Après nous avoir enchanté en début d'année, Heavy Rain opère un retour inattendu sous la forme d'une édition Move. Alors simple gadget ou véritable évolution pour le jeu de Quantic Dream ?

 

 

De Heavy Rain, nous n'allons pas refaire le test au travers des lignes ci-dessous. D'ailleurs, par facilité, vous retrouverez le test d'origine de Christophe dès le prochain paragraphe. Non, l'intérêt de cette édition Move d'Heavy Rain résidait principalement dans l'intégration du nouveau contrôleur de Sony dans le gameplay du jeu. Et autant vous le dire, c'est une totale réussite. En effet, son principal atout est qu'il supprime un des défauts du jeu original, à savoir le déplacement des personnages avec R2. Grâce au Navigation Controller, c'est au stick dorénavant que vous gérez vos déplacements, les rendant bien plus naturels pour le joueur. Pour le reste, toutes les fonctionnalités du Move sont mises à contribution : vous "visez" les réponses à l'écran, vous mimez certains mouvements à effectuer (torsion comprise). Tout est bien intégré avec intelligence, on sent que le jeu a été conçu à la base pour la détection de mouvements comme nous le confiait récemment David Cage. C'est donc à un tout nouveau public que s'adresse cette édition, celui encore réfractaire à la manette. Pour les autres, retrouver tous les protagonistes de ce magnifique thriller quelques mois plus tard fera sans doute monter une énorme bouffée de nostalgie.
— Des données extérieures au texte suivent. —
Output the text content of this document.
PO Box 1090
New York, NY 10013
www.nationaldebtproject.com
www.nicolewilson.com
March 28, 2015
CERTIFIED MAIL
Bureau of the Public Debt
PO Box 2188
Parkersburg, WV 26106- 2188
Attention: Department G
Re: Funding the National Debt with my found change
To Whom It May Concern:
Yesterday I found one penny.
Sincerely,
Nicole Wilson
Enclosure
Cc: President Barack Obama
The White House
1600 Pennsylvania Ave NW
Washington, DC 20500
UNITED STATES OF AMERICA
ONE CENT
D'ailleurs, quel autre jeu peut se vanter de nous avoir autant et aussi durablement marqué depuis février ?

Test Original
Aujourd’hui, combien de jeux vidéo ont eu un réel impact émotionnel sur chacun d’entre nous ? Combien de titres nous ont sensiblement marqué au point de ne penser qu’à eux pendant plusieurs jours ? On pourrait sans doute les compter sur les doigts d’une main. Comme ça, là, on pense à Shadow of the Colossus ou encore Braid. Dorénavant, il faudra compter sur Heavy Rain, dont l’expérience, proprement unique, s’impose comme une référence sans aucun équivalent.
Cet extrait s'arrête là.